There are, however, several notable differences between our studies that make more in-depth comparisons difficult. One important difference is that our subjects navigated the spatial environment freely compared with the Burgess et al. (2001) and King et al. (2005) studies, in which subjects were guided with arrows to specific locations. Arguably, our paradigm allowed subjects to encode information in a fashion similar to how we might encode episodic information in the natural world compared with the Burgess et al. and King et al. studies in which the information experienced was constrained by the details of the experiment. A second important difference between our study and that of the previous two studies is the control conditions. Burgess et al. and King et al. used a control condition that required subjects to make perceptual judgments about the pictures of objects or places they visited—presumably leading to little hippocampal activation. Our study, in contrast, used a low-level perceptual task (determining whether a number was odd or even)—shown in a previous study by Stark and Squire (2001) to provide minimal hippocampal activation compared with picture viewing. Our control task, in fact, may account for the slightly greater Z values and percent signal changes we observed when we compared retrieval conditions against the control condition (this study, Table 1 and Fig. 2; Burgess et al. 2001, Table 1 and Fig. 4). A third difference between our studies is that the memory component of our study required subjects to make recognition judgments—particularly in the landmark and spatial conditions—while the Burgess et al. (2001) and King et al. (2005) studies required subjects to make forced-choice judgments about which objects came when. Although the Burgess et al. and King et al. memory condition allowed subjects to look at the same stimuli but make different types of judgments about them, a manipulation not possible in our study, our paradigm permitted comparison with other studies that have looked separately at item and source memory retrieval. A final difference between our two studies is that our study looked at temporal order retrieval in addition to spatial and object memory.
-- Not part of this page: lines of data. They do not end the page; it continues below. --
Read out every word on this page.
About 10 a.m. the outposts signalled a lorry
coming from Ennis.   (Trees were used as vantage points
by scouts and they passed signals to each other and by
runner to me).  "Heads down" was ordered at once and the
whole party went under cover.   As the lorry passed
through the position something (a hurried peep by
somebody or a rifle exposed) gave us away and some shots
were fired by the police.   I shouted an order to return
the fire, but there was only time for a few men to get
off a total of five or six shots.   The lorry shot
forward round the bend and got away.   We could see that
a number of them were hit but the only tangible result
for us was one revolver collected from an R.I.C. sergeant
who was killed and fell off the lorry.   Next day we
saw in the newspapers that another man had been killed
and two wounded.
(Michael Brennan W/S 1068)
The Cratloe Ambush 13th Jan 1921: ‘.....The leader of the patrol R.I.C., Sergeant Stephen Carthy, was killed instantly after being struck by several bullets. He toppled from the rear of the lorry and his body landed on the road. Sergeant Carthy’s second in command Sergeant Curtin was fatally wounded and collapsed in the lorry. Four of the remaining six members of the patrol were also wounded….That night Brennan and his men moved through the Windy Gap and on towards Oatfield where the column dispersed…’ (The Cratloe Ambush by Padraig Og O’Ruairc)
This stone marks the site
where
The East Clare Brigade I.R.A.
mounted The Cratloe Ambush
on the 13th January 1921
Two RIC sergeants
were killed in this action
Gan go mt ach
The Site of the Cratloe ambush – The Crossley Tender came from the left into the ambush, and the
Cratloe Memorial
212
Because our study allowed us to directly compare simple item recognition with recognition requiring recovery of spatial and temporal source information, we believe our results demonstrate several important aspects of the brain networks underlying episodic retrieval. First of all, our data demonstrate the general involvement of the hippocampus and parahippocampal cortex in retrieval of recently experienced items, spatial associations, and temporally sequenced events in episodic memory. Our results therefore suggest a general role for the hippocampus in retrieval of episodic memories (Tulving 1993)—at least those acquired from a recently experienced spatial environment. We predicted, however, greater parahippocampal cortex than hippocampal activation during landmark retrieval based on the fact that the parahippocampal cortex typically shows stronger activation during familiarity-based recognition than the hippocampus (Epstein and Kanwisher 1998). The fact that we saw similar degrees of hippocampal and parahippocampal cortex activation during landmark recognition—contrary to our expectation—suggests that the hippocampus and parahippocampal cortex were recruited to comparable degrees during the landmark recognition task. In contrast to hippocampus and parahippocampal cortex, perirhinal cortex showed greater activation during landmark compared with spatial and temporal retrieval. We also noted dissociation between perirhinal and parahippocampal cortical activations—perirhinal cortex activated more strongly during landmark than spatial retrieval, while parahippocampal cortex activated more strongly during spatial than landmark retrieval. Together, our data suggest a more specific role for the perirhinal cortex in retrieval of item, and not source information, from recently experienced events (Davachi et al. 2003).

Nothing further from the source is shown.